Ou encore à cette femme qui lui confie :
« J’ai beaucoup d’admiration pour Jean-Marie, mais il a mauvais caractère. Jacques a 19 ans, comme moi, et plus de valeurs morales que Jean-Marie. Tous deux veulent m’épouser. Quelque chose m’empêche de choisir. Que faire ? ». Elle lui répond : « Ne choisissez pas. A 19 ans rien ne presse. Laissez faire le mauvais caractère de l’un, la gentillesse de l’autre. Votre réponse tombera toute seule, comme un fruit mûr. »
Ou à celle-là qui lui demande : « Je vous écris parce que m’aperçois que je grossis de plus en plus du postérieur. », elle remet les choses à leur place : « Le postérieur n’est pas de ma compétence. Je m’occupe du cœur. ».

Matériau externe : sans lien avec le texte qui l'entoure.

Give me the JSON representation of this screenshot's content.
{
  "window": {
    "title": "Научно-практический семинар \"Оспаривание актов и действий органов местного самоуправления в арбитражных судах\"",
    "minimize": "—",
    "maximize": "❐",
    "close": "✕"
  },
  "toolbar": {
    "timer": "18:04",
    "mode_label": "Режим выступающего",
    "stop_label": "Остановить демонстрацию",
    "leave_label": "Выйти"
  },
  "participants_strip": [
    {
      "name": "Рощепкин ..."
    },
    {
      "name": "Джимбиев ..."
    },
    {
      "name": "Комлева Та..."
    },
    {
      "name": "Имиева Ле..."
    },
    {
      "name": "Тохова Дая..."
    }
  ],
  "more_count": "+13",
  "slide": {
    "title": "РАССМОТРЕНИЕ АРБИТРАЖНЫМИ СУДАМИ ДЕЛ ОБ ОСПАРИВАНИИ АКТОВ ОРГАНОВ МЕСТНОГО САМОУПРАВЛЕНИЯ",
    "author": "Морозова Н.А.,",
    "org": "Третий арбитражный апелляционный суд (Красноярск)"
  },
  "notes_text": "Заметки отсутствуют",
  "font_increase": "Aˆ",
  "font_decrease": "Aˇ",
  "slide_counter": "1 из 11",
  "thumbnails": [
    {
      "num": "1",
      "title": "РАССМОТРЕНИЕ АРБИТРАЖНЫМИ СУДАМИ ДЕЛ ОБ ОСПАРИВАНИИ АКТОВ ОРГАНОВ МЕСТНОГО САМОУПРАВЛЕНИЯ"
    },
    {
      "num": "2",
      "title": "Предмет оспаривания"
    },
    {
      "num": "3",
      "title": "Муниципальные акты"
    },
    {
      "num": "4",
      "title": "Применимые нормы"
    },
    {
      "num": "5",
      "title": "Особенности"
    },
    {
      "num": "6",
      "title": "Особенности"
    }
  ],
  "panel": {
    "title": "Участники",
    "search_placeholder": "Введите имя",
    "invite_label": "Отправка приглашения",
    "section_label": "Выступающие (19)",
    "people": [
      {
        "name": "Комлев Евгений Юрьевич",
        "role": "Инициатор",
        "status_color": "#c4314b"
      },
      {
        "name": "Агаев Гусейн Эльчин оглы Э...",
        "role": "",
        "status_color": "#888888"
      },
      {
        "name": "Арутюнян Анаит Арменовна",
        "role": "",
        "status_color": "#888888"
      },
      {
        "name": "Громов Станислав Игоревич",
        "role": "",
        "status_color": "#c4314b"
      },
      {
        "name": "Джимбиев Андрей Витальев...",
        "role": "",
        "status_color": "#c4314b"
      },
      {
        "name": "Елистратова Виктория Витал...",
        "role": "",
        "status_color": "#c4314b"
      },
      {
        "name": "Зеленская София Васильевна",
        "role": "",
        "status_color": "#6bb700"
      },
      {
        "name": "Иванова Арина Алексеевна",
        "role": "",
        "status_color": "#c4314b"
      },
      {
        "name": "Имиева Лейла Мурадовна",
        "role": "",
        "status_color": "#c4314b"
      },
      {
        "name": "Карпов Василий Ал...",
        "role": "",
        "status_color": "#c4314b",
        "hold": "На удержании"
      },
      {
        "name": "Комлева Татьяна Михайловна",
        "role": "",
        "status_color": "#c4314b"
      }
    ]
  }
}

A une époque où le divorce n’était pas une chose banalisée, Marcelle ne pouvait pas faire de miracle mais elle a donné la parole à des femmes qui n’en avaient pas réellement jusque-là plaçant le cœur au centre de sa psychothérapie épistolaire.
En 1987, le courrier du Cœur ELLE disparaît. En 1998, le petit bonhomme de dame qui fumait le cigare et carburait à la Suze s’éteint à l’âge de 102 ans.